I extended my arms like the girls and let butterflies land on my palms. “You know what amazed me most about you back then, when we lived next door to each other? And what still amazes me now?” I said to my friend.

“No, what?” she asked.

“You have a way of showing me that getting old isn’t all bad.”

“Did you imagine it all bad?” she asked, and I gave her an honest nod, “yes.”

“This garden,” she said, “is designed to sustain the entire life cycle of the butterflies. But metamorphosis is not finished, Anna, with the production of a butterfly.”

“It’s not?” I said, looking at the winged creatures gathering on my palms, then back at my friend on her bed.

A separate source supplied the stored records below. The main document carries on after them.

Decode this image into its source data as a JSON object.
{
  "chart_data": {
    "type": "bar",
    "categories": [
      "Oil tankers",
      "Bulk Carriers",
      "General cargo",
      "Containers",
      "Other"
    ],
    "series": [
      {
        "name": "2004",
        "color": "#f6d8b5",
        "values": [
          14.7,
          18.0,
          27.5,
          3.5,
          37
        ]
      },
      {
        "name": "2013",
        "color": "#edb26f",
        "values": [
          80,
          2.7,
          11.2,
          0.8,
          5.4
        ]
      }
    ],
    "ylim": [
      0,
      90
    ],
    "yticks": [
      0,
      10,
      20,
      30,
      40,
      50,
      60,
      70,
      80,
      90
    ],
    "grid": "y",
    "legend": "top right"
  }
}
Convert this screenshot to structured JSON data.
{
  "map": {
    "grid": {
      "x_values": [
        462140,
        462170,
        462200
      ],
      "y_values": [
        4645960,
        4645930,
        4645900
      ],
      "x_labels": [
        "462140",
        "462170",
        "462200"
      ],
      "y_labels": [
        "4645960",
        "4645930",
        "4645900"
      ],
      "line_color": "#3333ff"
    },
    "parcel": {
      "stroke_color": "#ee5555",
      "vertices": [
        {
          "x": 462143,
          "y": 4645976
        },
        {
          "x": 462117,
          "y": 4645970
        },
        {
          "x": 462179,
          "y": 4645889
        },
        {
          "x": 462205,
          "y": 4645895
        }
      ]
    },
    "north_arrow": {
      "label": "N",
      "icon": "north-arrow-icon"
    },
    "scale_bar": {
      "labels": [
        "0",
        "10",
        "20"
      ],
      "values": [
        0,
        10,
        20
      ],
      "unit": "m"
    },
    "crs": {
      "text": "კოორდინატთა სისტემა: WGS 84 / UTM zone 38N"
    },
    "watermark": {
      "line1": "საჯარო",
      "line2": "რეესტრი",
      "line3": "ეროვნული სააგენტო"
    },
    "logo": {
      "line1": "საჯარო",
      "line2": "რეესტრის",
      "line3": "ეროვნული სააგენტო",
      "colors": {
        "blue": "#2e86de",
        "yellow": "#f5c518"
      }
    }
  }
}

“No. One might think this is the end. After all, what more is there after becoming a butterfly? But let me tell you, Anna, the butterfly is the beginning. Metamorphosis is a cycle.”

I thought about it a moment. “Thank you,” I said then, tears welling in my eyes.

“For what?”

“I have an end to my story.”

“Well, we haven’t reached that point yet,” she reminded me. “Why don’t you read more?”

“You mean when we get back to your room?”

“No,” she said. “Right here, read to me right where we are.”

“Okay,” I said as I sat down on a black cast-iron bench and pulled out the manuscript I had in the bag that had been slung over my shoulder all this time. I started to read where I left off last, about my children and me, and their last day of summer.